Prayer: As we ponder and wonder, help us to see your ways, Lord. Amen.
Reading: Luke 2: 52 (Click to read text)
Stop and GROW: After reading the text, discuss/ponder the Evangelical Lutheran Church in America's Book of Faith questions, which are part of Camp Mount Luther's GROW Time with campers.
QUESTION 1: What scares, confuses, challenges, or doesn’t make sense to me in this text?
QUESTION 2: What delights me in this text or is my favorite part of the story?
QUESTION 3: What stories or memories does this text stir in me?
QUESTION 4: What is God up to in this text?
This is a piece I wrote for a church youth group who was looking into spirituality. I was asked to reflect on that topic and give my opinion. I share it here with you! --Chad Hershberger
When I was a senior high camper at a Lutheran church camp, there were two different cabin groups of kids my age. Each went on an overnight camping trip the same night at two campsites that were not too far in distance.
As my group was finishing up our campfire meal, we heard some shouting coming towards the campsite where the other group was staying. The shouting was more of a chant and it went something like this: “We’ve got spirit, yes we do. We’ve got spirit, how about you?”
If you know this chant from a sporting event, you probably know how we responded. “We’ve got spirit, yes we do.

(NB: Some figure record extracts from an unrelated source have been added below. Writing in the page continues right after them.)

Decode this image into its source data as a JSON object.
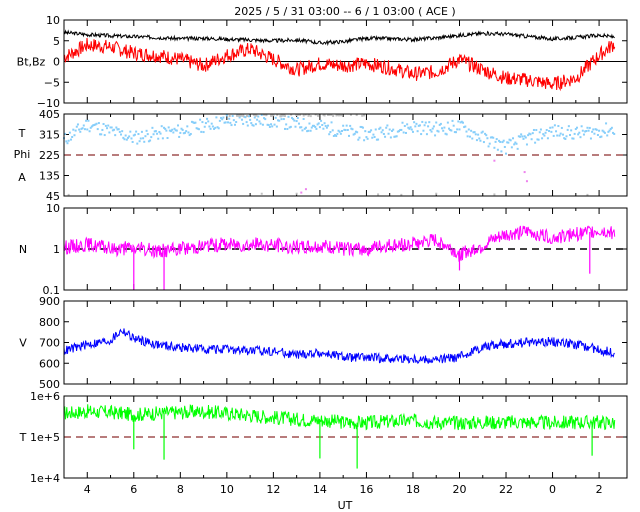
{
  "title": "2025 /  5 / 31   03:00 --   6 /  1   03:00 ( ACE )",
  "xlabel": "UT",
  "x_tick_labels": [
    "4",
    "6",
    "8",
    "10",
    "12",
    "14",
    "16",
    "18",
    "20",
    "22",
    "0",
    "2"
  ],
  "colors": {
    "bt": "#000000",
    "bz": "#ff0000",
    "temp_proxy": "#87cefa",
    "phi_away": "#c0c0c0",
    "phi_toward": "#ee82ee",
    "density": "#ff00ff",
    "speed": "#0000ff",
    "temperature": "#00ff00",
    "ref_line": "#a05050"
  },
  "chart_data": [
    {
      "type": "line",
      "panel": "magnetic-field",
      "ylabel": "Bt,Bz",
      "ylim": [
        -10,
        10
      ],
      "y_tick_labels": [
        "10",
        "5",
        "0",
        "−5",
        "−10"
      ],
      "x_hours_ut": [
        3,
        4,
        5,
        6,
        7,
        8,
        9,
        10,
        11,
        12,
        13,
        14,
        15,
        16,
        17,
        18,
        19,
        20,
        21,
        22,
        23,
        24,
        25,
        26,
        26.7
      ],
      "series": [
        {
          "name": "Bt",
          "values": [
            7,
            6.5,
            6.2,
            6,
            5.8,
            5.5,
            5.6,
            5.4,
            5.2,
            5.0,
            5.2,
            4.5,
            4.8,
            5.6,
            5.5,
            5.3,
            5.7,
            6.3,
            6.8,
            6.6,
            6.0,
            5.4,
            5.8,
            6.3,
            5.9
          ]
        },
        {
          "name": "Bz",
          "values": [
            1,
            4,
            3.5,
            2,
            1.5,
            0.5,
            -1,
            1.5,
            3,
            0.5,
            -2,
            -0.5,
            -1,
            -0.5,
            -1.5,
            -3,
            -2.5,
            0.5,
            -2,
            -4,
            -4.5,
            -5.5,
            -4,
            1.5,
            4.5
          ]
        }
      ],
      "ref_line": 0
    },
    {
      "type": "scatter",
      "panel": "temperature-phi",
      "ylabel_lines": [
        "T",
        "Phi",
        "A"
      ],
      "ylim": [
        45,
        405
      ],
      "y_tick_labels": [
        "405",
        "315",
        "225",
        "135",
        "45"
      ],
      "x_hours_ut": [
        3,
        4,
        5,
        6,
        7,
        8,
        9,
        10,
        11,
        12,
        13,
        14,
        15,
        16,
        17,
        18,
        19,
        20,
        21,
        22,
        23,
        24,
        25,
        26,
        26.7
      ],
      "series": [
        {
          "name": "main",
          "values": [
            290,
            360,
            330,
            300,
            320,
            330,
            355,
            375,
            380,
            375,
            360,
            350,
            330,
            315,
            330,
            350,
            340,
            350,
            300,
            260,
            300,
            330,
            320,
            330,
            340
          ]
        },
        {
          "name": "magenta-dips",
          "x": [
            13.2,
            13.4,
            21.5,
            22.8,
            22.9
          ],
          "values": [
            60,
            75,
            200,
            150,
            110
          ]
        },
        {
          "name": "grey-low",
          "x": [
            3.2,
            11.5,
            13.0,
            16.5,
            17.5,
            19.0,
            21.5,
            25.5
          ],
          "values": [
            50,
            55,
            55,
            52,
            50,
            55,
            52,
            50
          ]
        }
      ],
      "ref_line": 225
    },
    {
      "type": "line",
      "panel": "density",
      "ylabel": "N",
      "scale": "log",
      "ylim": [
        0.1,
        10
      ],
      "y_tick_labels": [
        "10",
        "1",
        "0.1"
      ],
      "x_hours_ut": [
        3,
        4,
        5,
        6,
        7,
        8,
        9,
        10,
        11,
        12,
        13,
        14,
        15,
        16,
        17,
        18,
        19,
        20,
        21,
        22,
        23,
        24,
        25,
        26,
        26.7
      ],
      "values": [
        1.1,
        1.3,
        1.0,
        1.05,
        0.9,
        1.0,
        1.2,
        1.3,
        1.3,
        1.25,
        1.1,
        1.15,
        1.0,
        1.0,
        1.2,
        1.35,
        1.6,
        0.7,
        1.2,
        2.2,
        2.6,
        1.9,
        2.3,
        2.8,
        2.5
      ],
      "spikes": [
        {
          "x": 6.0,
          "y": 0.1
        },
        {
          "x": 7.3,
          "y": 0.1
        },
        {
          "x": 20.0,
          "y": 0.3
        },
        {
          "x": 25.6,
          "y": 0.25
        }
      ],
      "ref_line": 1
    },
    {
      "type": "line",
      "panel": "speed",
      "ylabel": "V",
      "ylim": [
        500,
        900
      ],
      "y_tick_labels": [
        "900",
        "800",
        "700",
        "600",
        "500"
      ],
      "x_hours_ut": [
        3,
        4,
        5,
        5.5,
        6,
        7,
        8,
        9,
        10,
        11,
        12,
        13,
        14,
        15,
        16,
        17,
        18,
        19,
        20,
        21,
        22,
        23,
        24,
        25,
        26,
        26.7
      ],
      "values": [
        660,
        690,
        710,
        760,
        720,
        690,
        675,
        670,
        665,
        660,
        660,
        640,
        650,
        630,
        625,
        625,
        620,
        615,
        630,
        680,
        695,
        700,
        705,
        690,
        665,
        650
      ]
    },
    {
      "type": "line",
      "panel": "temperature",
      "ylabel": "T",
      "scale": "log",
      "ylim": [
        10000,
        1000000
      ],
      "y_tick_labels": [
        "1e+6",
        "1e+5",
        "1e+4"
      ],
      "x_hours_ut": [
        3,
        4,
        5,
        6,
        7,
        8,
        9,
        10,
        11,
        12,
        13,
        14,
        15,
        16,
        17,
        18,
        19,
        20,
        21,
        22,
        23,
        24,
        25,
        26,
        26.7
      ],
      "values": [
        380000,
        420000,
        400000,
        350000,
        380000,
        400000,
        420000,
        380000,
        340000,
        300000,
        270000,
        260000,
        230000,
        220000,
        240000,
        250000,
        230000,
        220000,
        230000,
        230000,
        230000,
        220000,
        230000,
        230000,
        220000
      ],
      "spikes": [
        {
          "x": 6.0,
          "y": 50000
        },
        {
          "x": 7.3,
          "y": 28000
        },
        {
          "x": 14.0,
          "y": 30000
        },
        {
          "x": 15.6,
          "y": 17000
        },
        {
          "x": 25.7,
          "y": 35000
        }
      ],
      "ref_line": 100000
    }
  ]
}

We’ve got spirit, how about you?”
As I remember, that went on for a while, and was a fun way to connect our two groups that night. When I think about spirituality, I think about how we are connected to God. It’s like God chanting at us, asking us if we are on God’s team. And our reply is not a chant, but is in how we act towards others.
I hear that many young adults today remark that they are spiritual, but not religious. That bothers me because I think the two are intertwined. To me, religion is our outward practice of our faith. For Christians, it is how we tell the world about Jesus and what he did on the cross for us. Sometimes it’s with words but more often it’s with actions. Being religious means that we worship, pray, sing, read the Bible, and serve. What we really are doing is being faithful. We faithfully worship, we faithfully pray, we faithfully sing, we faithfully read scripture, and we faithfully serve. I think what is meant when folks say they are spiritual but not religious is that they don’t appreciate an organized means of showing their faith. They don’t appreciate the structure of a denominational or independent church. They’d rather believe in God but binge watch Netflix or play soccer on a Sunday morning. They have belief but choose to keep that to themselves or manifest it in other ways.
But I’m not sure that you can be spiritual without being in community with others. Sure, you can still have faith and believe in God but isn’t part of it being part of the bigger Body of Christ? We need to gather in community as fellow believers to support one another. We need to have Bible study together so that we can share insights and grow in our faith. We need to pray together and bring our concerns to others so that they can share in our joys and sorrows. We need to sing together and be uplifted by the cloud of witnesses who share in our song and praise of God.
In Luke 2:52, we are told of a young Jesus who increased in wisdom and in stature, and in favor with God and man. Jesus grew mentally, physically, spiritually, and socially. If we look at the definition give to us in this passage, spirituality would mean increasing in favor with God. When I became a child a God, I was marked with the cross of Christ and sealed with the Holy Spirit forever. God loves me unconditionally. So, how can I increase favor with God? I’m not sure I can but I think God probably really enjoys spending time with me. When I worship, pray, sing, read the Bible, and serve others, God is smiling because that is our time together. And as we spend more time together, I bet God looks upon me more favorably. As a parent, my love grows for my children the more I spend time with them.
So, what is spirituality? For me, it’s believing in a higher, divine being. It’s being in community with other believers who help me grow in my faith. And, it’s spending time with God through my worship, study, and service. If I am spiritual, I’m engaged in all of these things. I am faithful (or religious) in being these things. And I am blessed to be able to say, “I’ve got spirit, yes I do. I’ve got spirit, how about you?”